In der Anhörung im Bundestag haben die Chefs der deutschen Nachrichtendienste BND, BfV und MAD vor den zunehmenden Aktivitäten der russischen Geheimdienste gewarnt. Demnach sei Russland spätestens bis 2030 in der Lage, einen Angriff auf den Westen zu starten.
Aufrüstung und Modernisierung der Streitkräfte
Der BND-Präsident erklärte, dass Russland seine Streitkräfte in den letzten Jahren massiv aufgerüstet und modernisiert habe. Neue Waffensysteme, verbesserte Kommunikations- und Aufklärungsfähigkeiten sowie erhöhte Einsatzbereitschaft würden Moskau in die Lage versetzen, auch größere militärische Operationen gegen den Westen durchführen zu können.

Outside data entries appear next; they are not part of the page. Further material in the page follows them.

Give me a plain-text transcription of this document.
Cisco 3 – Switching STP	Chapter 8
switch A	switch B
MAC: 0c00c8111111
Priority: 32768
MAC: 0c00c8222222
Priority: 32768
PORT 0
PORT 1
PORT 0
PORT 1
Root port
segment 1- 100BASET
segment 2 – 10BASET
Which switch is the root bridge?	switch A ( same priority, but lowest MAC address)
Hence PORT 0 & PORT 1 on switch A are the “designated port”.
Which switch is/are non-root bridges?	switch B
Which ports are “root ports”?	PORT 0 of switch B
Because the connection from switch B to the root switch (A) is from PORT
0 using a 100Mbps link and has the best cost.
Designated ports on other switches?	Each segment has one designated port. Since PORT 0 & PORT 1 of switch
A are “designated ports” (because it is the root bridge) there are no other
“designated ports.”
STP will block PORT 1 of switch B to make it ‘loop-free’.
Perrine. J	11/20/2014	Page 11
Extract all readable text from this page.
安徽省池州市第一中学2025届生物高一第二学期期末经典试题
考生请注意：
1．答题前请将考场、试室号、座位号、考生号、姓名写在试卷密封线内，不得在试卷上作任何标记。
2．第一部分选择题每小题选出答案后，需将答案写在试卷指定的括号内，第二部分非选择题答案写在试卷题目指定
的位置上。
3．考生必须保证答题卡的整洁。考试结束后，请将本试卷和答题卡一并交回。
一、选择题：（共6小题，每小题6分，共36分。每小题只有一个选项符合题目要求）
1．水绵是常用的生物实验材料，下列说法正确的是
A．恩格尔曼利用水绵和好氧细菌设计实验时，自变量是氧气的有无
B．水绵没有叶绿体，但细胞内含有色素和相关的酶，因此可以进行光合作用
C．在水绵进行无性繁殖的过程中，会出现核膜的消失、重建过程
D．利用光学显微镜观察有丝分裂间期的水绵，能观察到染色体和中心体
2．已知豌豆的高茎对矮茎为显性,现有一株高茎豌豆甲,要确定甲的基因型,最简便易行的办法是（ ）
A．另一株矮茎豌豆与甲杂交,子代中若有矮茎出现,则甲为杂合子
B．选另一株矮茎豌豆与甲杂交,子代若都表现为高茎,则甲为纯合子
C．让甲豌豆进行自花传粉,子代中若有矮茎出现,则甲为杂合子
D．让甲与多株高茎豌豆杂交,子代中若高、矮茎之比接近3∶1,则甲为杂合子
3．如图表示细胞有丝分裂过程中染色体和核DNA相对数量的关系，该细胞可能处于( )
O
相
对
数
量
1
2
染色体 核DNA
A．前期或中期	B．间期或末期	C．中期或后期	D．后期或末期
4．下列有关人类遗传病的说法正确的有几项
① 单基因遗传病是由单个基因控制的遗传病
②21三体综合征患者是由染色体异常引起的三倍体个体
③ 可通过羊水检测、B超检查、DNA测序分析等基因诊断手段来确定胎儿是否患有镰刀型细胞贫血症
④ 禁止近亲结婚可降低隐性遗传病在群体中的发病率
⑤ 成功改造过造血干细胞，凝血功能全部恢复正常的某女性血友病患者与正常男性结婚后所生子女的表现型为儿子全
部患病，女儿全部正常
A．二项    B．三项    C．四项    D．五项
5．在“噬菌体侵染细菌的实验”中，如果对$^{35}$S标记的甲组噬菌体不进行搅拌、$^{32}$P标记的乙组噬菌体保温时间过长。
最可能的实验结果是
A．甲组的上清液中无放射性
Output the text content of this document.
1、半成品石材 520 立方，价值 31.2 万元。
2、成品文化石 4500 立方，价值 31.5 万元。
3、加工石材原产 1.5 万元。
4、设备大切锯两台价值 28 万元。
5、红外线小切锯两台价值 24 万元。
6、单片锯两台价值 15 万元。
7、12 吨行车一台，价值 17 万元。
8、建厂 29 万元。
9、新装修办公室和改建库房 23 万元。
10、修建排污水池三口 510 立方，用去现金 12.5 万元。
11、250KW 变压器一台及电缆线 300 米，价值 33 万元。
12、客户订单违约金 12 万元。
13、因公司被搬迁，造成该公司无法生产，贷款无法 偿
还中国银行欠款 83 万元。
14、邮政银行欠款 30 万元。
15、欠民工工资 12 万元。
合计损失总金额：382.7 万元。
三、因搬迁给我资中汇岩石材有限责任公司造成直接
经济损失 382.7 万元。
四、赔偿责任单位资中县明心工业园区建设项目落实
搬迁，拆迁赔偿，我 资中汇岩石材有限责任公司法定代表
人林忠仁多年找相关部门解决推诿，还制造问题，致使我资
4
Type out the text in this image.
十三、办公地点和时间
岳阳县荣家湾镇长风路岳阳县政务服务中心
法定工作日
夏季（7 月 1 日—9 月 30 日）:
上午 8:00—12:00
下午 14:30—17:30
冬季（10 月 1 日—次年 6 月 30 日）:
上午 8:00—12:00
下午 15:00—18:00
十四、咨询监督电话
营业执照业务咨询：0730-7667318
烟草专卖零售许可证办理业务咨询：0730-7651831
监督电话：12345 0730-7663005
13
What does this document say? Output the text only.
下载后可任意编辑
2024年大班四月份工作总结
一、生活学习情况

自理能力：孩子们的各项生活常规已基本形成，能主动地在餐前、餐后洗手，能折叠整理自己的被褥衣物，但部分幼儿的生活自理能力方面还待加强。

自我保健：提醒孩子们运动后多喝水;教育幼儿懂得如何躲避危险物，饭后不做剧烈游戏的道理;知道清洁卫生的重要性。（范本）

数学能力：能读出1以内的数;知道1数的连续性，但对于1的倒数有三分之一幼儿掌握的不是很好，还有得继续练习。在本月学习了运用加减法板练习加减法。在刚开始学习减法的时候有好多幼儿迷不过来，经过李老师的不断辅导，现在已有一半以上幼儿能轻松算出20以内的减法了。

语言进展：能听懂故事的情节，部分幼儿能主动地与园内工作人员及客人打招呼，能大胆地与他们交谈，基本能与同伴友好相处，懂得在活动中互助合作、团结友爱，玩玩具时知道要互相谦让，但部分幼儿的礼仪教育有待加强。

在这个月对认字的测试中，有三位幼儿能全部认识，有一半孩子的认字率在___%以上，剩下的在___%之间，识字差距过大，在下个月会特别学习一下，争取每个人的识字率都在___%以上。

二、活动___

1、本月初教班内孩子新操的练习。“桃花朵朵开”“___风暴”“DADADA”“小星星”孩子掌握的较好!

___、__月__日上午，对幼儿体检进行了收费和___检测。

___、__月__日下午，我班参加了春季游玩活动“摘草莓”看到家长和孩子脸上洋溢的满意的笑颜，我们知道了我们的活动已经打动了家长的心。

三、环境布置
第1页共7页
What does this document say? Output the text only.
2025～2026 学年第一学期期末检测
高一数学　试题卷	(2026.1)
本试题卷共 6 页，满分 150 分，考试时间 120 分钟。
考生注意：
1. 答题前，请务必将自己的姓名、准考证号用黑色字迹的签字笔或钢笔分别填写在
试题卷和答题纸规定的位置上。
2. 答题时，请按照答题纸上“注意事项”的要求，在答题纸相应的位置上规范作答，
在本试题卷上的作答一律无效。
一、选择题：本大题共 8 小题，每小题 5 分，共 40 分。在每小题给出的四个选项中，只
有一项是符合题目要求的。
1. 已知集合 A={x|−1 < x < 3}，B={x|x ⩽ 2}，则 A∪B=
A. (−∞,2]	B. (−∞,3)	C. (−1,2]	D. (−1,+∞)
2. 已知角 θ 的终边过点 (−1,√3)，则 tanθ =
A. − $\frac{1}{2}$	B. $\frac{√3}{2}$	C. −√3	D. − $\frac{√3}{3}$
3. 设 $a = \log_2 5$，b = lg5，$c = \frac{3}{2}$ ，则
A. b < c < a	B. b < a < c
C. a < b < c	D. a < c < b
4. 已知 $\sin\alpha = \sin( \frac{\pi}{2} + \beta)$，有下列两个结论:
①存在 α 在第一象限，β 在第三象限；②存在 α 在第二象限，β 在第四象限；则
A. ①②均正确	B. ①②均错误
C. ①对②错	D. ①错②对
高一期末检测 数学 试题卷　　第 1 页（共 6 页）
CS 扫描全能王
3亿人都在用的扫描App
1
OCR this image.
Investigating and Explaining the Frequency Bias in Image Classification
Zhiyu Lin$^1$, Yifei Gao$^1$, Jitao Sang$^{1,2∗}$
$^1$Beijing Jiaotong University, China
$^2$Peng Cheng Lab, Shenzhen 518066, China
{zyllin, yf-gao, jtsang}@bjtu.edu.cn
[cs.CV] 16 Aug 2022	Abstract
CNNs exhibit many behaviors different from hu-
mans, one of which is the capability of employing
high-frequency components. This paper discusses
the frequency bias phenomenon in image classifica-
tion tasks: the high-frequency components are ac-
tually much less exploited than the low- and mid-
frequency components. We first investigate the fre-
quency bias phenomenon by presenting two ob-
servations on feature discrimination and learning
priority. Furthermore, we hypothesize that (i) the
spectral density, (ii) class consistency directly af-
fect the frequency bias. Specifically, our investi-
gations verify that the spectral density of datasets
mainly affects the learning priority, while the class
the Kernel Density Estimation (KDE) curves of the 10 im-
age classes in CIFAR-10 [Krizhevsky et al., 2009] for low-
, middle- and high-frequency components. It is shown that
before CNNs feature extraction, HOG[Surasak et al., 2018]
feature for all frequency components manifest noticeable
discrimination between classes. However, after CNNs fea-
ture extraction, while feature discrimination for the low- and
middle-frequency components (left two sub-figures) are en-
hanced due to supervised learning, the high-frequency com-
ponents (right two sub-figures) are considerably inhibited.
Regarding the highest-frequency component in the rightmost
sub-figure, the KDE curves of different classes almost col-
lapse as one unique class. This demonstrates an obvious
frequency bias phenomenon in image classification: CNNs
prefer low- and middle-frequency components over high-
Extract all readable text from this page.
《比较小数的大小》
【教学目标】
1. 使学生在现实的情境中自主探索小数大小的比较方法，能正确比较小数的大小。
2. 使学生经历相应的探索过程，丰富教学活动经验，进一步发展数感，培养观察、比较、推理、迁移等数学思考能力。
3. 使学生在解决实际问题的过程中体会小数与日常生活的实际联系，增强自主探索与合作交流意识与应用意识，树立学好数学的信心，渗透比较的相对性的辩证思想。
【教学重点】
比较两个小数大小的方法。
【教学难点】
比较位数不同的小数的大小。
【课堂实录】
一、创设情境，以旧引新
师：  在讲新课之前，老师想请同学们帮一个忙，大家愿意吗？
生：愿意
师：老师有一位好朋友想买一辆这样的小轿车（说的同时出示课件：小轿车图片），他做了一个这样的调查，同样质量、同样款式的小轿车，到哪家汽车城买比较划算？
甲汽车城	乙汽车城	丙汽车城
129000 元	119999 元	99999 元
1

Hybride Kriegsführung als Bedrohung
Neben der konventionellen militärischen Bedrohung warnten die Geheimdienstchefs auch vor der Gefahr hybrider Kriegsführung. Russland setze verstärkt auf Desinformation, Cyberangriffe und verdeckte Operationen, um den Westen zu destabilisieren. Diese Bedrohungen seien schwer abzuwehren und stellten eine erhebliche Herausforderung für die Sicherheitsbehörden dar.
Appell zu erhöhter Wachsamkeit
Angesichts dieser Entwicklungen appellierten die Nachrichtendienstchefs an die Abgeordneten, die Bevölkerung und die Wirtschaft, wachsam zu bleiben und mögliche Bedrohungen frühzeitig zu erkennen. Nur so könne man sich effektiv gegen die russischen Aktivitäten schützen.